Вопрос: Что занимало Сартра-философа?

Ответ: В целом можно сказать, что Сартр, столкнувшись с миром истории, который буржуазная традиция, ничего в нем не понимавшая, хотела бы считать абсурдным, решил показать, что, наоборот, во всем есть смысл. […]

Вопрос: Когда вы перестали верить в смысл?

Ответ: Разрыв произошел в тот момент, когда Леви-Строс и Лакан — первый для обществ, а второй для бессознательного — показали, что смысл является, скорее всего, неким поверхностным эффектом, отражением, пеной, что то, что существует до нас, что перепахивает нас и поддерживает во времени и пространстве, называется системой».

Фуко дает определение этой системе, ссылаясь на работы Дюмезиля и Леруа-Гурана, имена которых хотя и не назывались, но легко угадывались, а затем снова обращается к Лакану:

«…Значимость работ Лакана состоит в том, что он показал, как через речь больного и симптомы его невроза дает о себе знать не субъект, а структуры, сама система языка… Мы заново открываем знание, существовавшее еще до появления человека…

Вопрос: Но тогда кто рождает эту систему?

Ответ: Кто носитель этой анонимной бессубъектной системы? „Я“ взорвалось — взгляните на современную литературу — и было заново открыто „имеет место“. В „имеет место“ говорит безличность. В каком-то смысле мы возвращаемся к точке зрения XVII века, но на новом уровне: место Бога занимает не человек, а анонимная мысль, бессубъектное знание, безличная теория…»[289]

В интервью, которое Фуко дал в июне 1966 года, стрелы опять летят в Сартра:

«„Критика диалектического разума“ является примером величественного и патетического усилия, предпринятого человеком XIX века, с тем чтобы объяснить век XX. В этом смысле Сартр является последним гегельянцем и, скажу больше, последним марксистом»[290].

Во всех интервью Фуко ясно очерчивает теоретическое пространство, в которое помещает свою книгу.
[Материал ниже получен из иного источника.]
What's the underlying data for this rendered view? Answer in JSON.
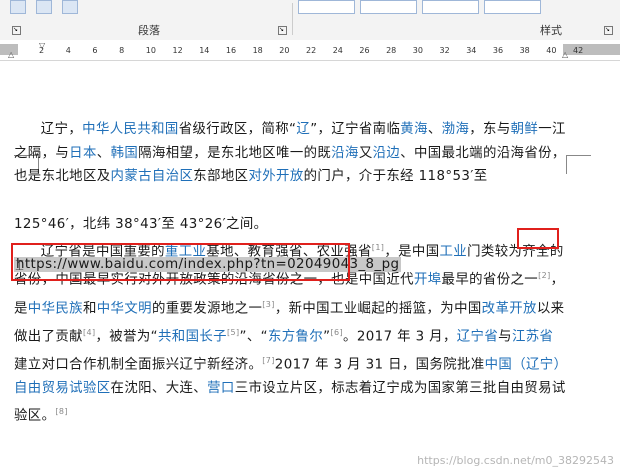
{
  "ribbon": {
    "group_paragraph": "段落",
    "group_styles": "样式"
  },
  "ruler": {
    "ticks": [
      "2",
      "4",
      "6",
      "8",
      "10",
      "12",
      "14",
      "16",
      "18",
      "20",
      "22",
      "24",
      "26",
      "28",
      "30",
      "32",
      "34",
      "36",
      "38",
      "40",
      "42"
    ]
  },
  "document": {
    "p1_runs": [
      {
        "t": "辽宁，",
        "c": "n"
      },
      {
        "t": "中华人民共和国",
        "c": "l"
      },
      {
        "t": "省级行政区，简称“",
        "c": "n"
      },
      {
        "t": "辽",
        "c": "l"
      },
      {
        "t": "”，辽宁省南临",
        "c": "n"
      },
      {
        "t": "黄海",
        "c": "l"
      },
      {
        "t": "、",
        "c": "n"
      },
      {
        "t": "渤海",
        "c": "l"
      },
      {
        "t": "，东与",
        "c": "n"
      },
      {
        "t": "朝鲜",
        "c": "l"
      },
      {
        "t": "一江之隔，与",
        "c": "n"
      },
      {
        "t": "日本",
        "c": "l"
      },
      {
        "t": "、",
        "c": "n"
      },
      {
        "t": "韩国",
        "c": "l"
      },
      {
        "t": "隔海相望，是东北地区唯一的既",
        "c": "n"
      },
      {
        "t": "沿海",
        "c": "l"
      },
      {
        "t": "又",
        "c": "n"
      },
      {
        "t": "沿边",
        "c": "l"
      },
      {
        "t": "、中国最北端的沿海省份，也是东北地区及",
        "c": "n"
      },
      {
        "t": "内蒙古自治区",
        "c": "l"
      },
      {
        "t": "东部地区",
        "c": "n"
      },
      {
        "t": "对外开放",
        "c": "l"
      },
      {
        "t": "的门户，介于东经 118°53′至",
        "c": "n"
      }
    ],
    "url_text": "https://www.baidu.com/index.php?tn=02049043_8_pg",
    "p1_tail": "125°46′，北纬 38°43′至 43°26′之间。",
    "p2_runs": [
      {
        "t": "辽宁省是中国重要的",
        "c": "n"
      },
      {
        "t": "重工业",
        "c": "l"
      },
      {
        "t": "基地、教育强省、农业强省",
        "c": "n"
      },
      {
        "t": "[1]",
        "c": "m"
      },
      {
        "t": "，是中国",
        "c": "n"
      },
      {
        "t": "工业",
        "c": "l"
      },
      {
        "t": "门类较为齐全的省份，中国最早实行对外开放政策的沿海省份之一，也是中国近代",
        "c": "n"
      },
      {
        "t": "开埠",
        "c": "l"
      },
      {
        "t": "最早的省份之一",
        "c": "n"
      },
      {
        "t": "[2]",
        "c": "m"
      },
      {
        "t": "，是",
        "c": "n"
      },
      {
        "t": "中华民族",
        "c": "l"
      },
      {
        "t": "和",
        "c": "n"
      },
      {
        "t": "中华文明",
        "c": "l"
      },
      {
        "t": "的重要发源地之一",
        "c": "n"
      },
      {
        "t": "[3]",
        "c": "m"
      },
      {
        "t": "，新中国工业崛起的摇篮，为中国",
        "c": "n"
      },
      {
        "t": "改革开放",
        "c": "l"
      },
      {
        "t": "以来做出了贡献",
        "c": "n"
      },
      {
        "t": "[4]",
        "c": "m"
      },
      {
        "t": "，被誉为“",
        "c": "n"
      },
      {
        "t": "共和国长子",
        "c": "l"
      },
      {
        "t": "[5]",
        "c": "m"
      },
      {
        "t": "”、“",
        "c": "n"
      },
      {
        "t": "东方鲁尔",
        "c": "l"
      },
      {
        "t": "”",
        "c": "n"
      },
      {
        "t": "[6]",
        "c": "m"
      },
      {
        "t": "。2017 年 3 月，",
        "c": "n"
      },
      {
        "t": "辽宁省",
        "c": "l"
      },
      {
        "t": "与",
        "c": "n"
      },
      {
        "t": "江苏省",
        "c": "l"
      },
      {
        "t": "建立对口合作机制全面振兴辽宁新经济。",
        "c": "n"
      },
      {
        "t": "[7]",
        "c": "m"
      },
      {
        "t": "2017 年 3 月 31 日，国务院批准",
        "c": "n"
      },
      {
        "t": "中国（辽宁）自由贸易试验区",
        "c": "l"
      },
      {
        "t": "在沈阳、大连、",
        "c": "n"
      },
      {
        "t": "营口",
        "c": "l"
      },
      {
        "t": "三市设立片区，标志着辽宁成为国家第三批自由贸易试验区。",
        "c": "n"
      },
      {
        "t": "[8]",
        "c": "m"
      }
    ]
  },
  "watermark": "https://blog.csdn.net/m0_38292543"
}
Он потрясает как хоругвью одними и те же именами: Лакан и Леви-Строс, а также Дюмезиль, «современная литература», сочленявшаяся в его сознании с трудами по первобытной истории, этнологии или римской мифологии. Иногда он упоминает Русселя и «аналитический разум», формальную логику, теорию информации, Кангийема и историю науки, Альтюссера и его «отважные попытки» сдуть пыль с христианизированного марксизма в духе Тейяра де Шардена… Было очевидно, что Фуко избрал своей галактикой «структурализм».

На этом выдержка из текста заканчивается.